Mai 2018. Le patron de la délégation patronale et vice-président de l’Unédic, Eric Le Jaouen, déclare au site la Tribune qu’une des explications de la dette de l’Unédic est “l’indemnisation des frontaliers” laquelle “génère un manque à gagner de 600 à 800 millions d’euros chaque année”. Il la quitte le conseil d’administration de l’Unédic en 2022 après l’avoir présidée pendant 2 ans.
Avril 2019. La députée Marion Lenne (Renaissance, Haute-Savoie) pointe à l’Assemblée Nationale les “173000” frontaliers suisses. Ils sont aujourd’hui 50 000 de plus. Elle parle de la réforme européenne lancée en 2016, évoque '“l’accord cadre institutionnel” avec la Suisse (on y reviendra) et interroge Muriel Pénicaud, ministre du travail. Mais l’ancienne DG adjointe de Dassault botte en touche tout en reconnaissant que “l’assurance chômage des frontaliers pèse très fortement sur l’Unédic”.
Marion Lenne rappelle que la Suisse a encaissé sans retrocession les cotisations des frontaliers entre 2006 et 2012. Elle quittera peu après le groupe Renaissance à l’Assemblée, en raison d’un différend sur l’Aide médicale d’Etat (AME). Elle ne sera pas candidate aux élections législatives de 2022.
La député Marion Lenne interroge la ministre du travail Muriel Pénicaud à l’Assemblée nationale en 2019 (source : capture vidéo du compte facebook de la député, 2/4/2019)
Novembre 2022. L’économiste Philippe Azkenazy signe une tribune dans le quotidien Le Monde (qui ne s’est pas pour autant intéressé à la question) sous le titre univoque : “Avec le régime actuel d’assurance-chômage des travailleurs frontaliers, les entreprises françaises subventionnent de fait des employeurs étrangers”. Il se basait sur les chiffres de 2020. L’écart entre la masse des prestations versées et les remboursements demandés à la Suisse atteignait alors 667 millions d’euros. Nets. Rien ne se passe.

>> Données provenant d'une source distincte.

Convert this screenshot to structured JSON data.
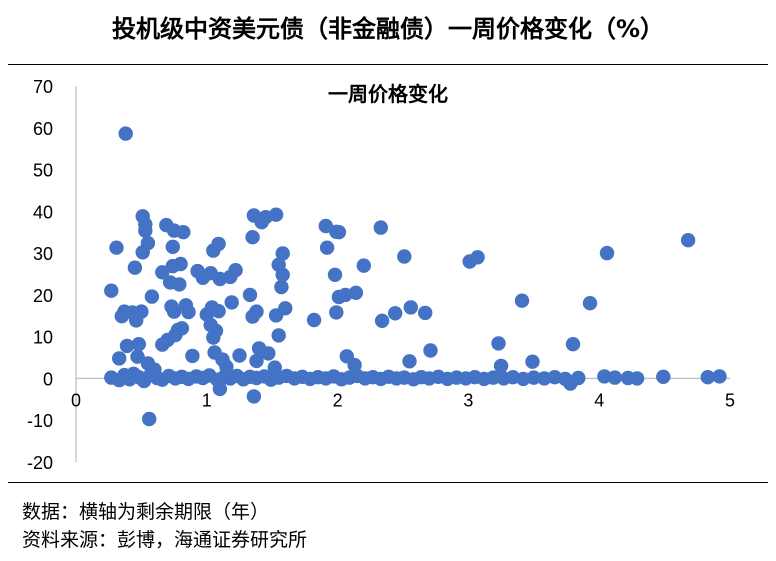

Pour donner une idée de l’ampleur de cette incroyable subvention à l’économie suisse, rappelons que le Conseil fédéral suisse monnaye son accès dérogatoire (car dépourvu de contrôle de la Cour de justice de l’UE) au marché unique contre un dérisoire “milliard de la cohésion” (en fait 1,3), un soutien millimétré au développement des nouveaux Etats membres de l’Union, dont il étale le versement sur… dix ans. Dix.
Un demi-milliard par an contre un milliard en 10 ans.
Pourquoi? Pourquoi la France consent-elle à un telle saignée dans les comptes de son assurance chômage, alors que les gouvernements successifs n’ont de cesse de le réformer, épris qu’ils sont de son “équilibre financier” ?
(1) Voir les travaux de l’historien Pierre Judet, professeur émérite d’histoire contemporaine à l’université de Grenoble.
(2) L’indemnisation chômage des frontaliers, 3 décembre 2021, Analyses, Unédic, Adrien Calas
(3) Le PIB/habitant suisse en parité de pouvoir d’achat était de 83000 USD en 2022, contre 55000 en France, soit 50% de plus, hors, donc, différence du coût de la vie.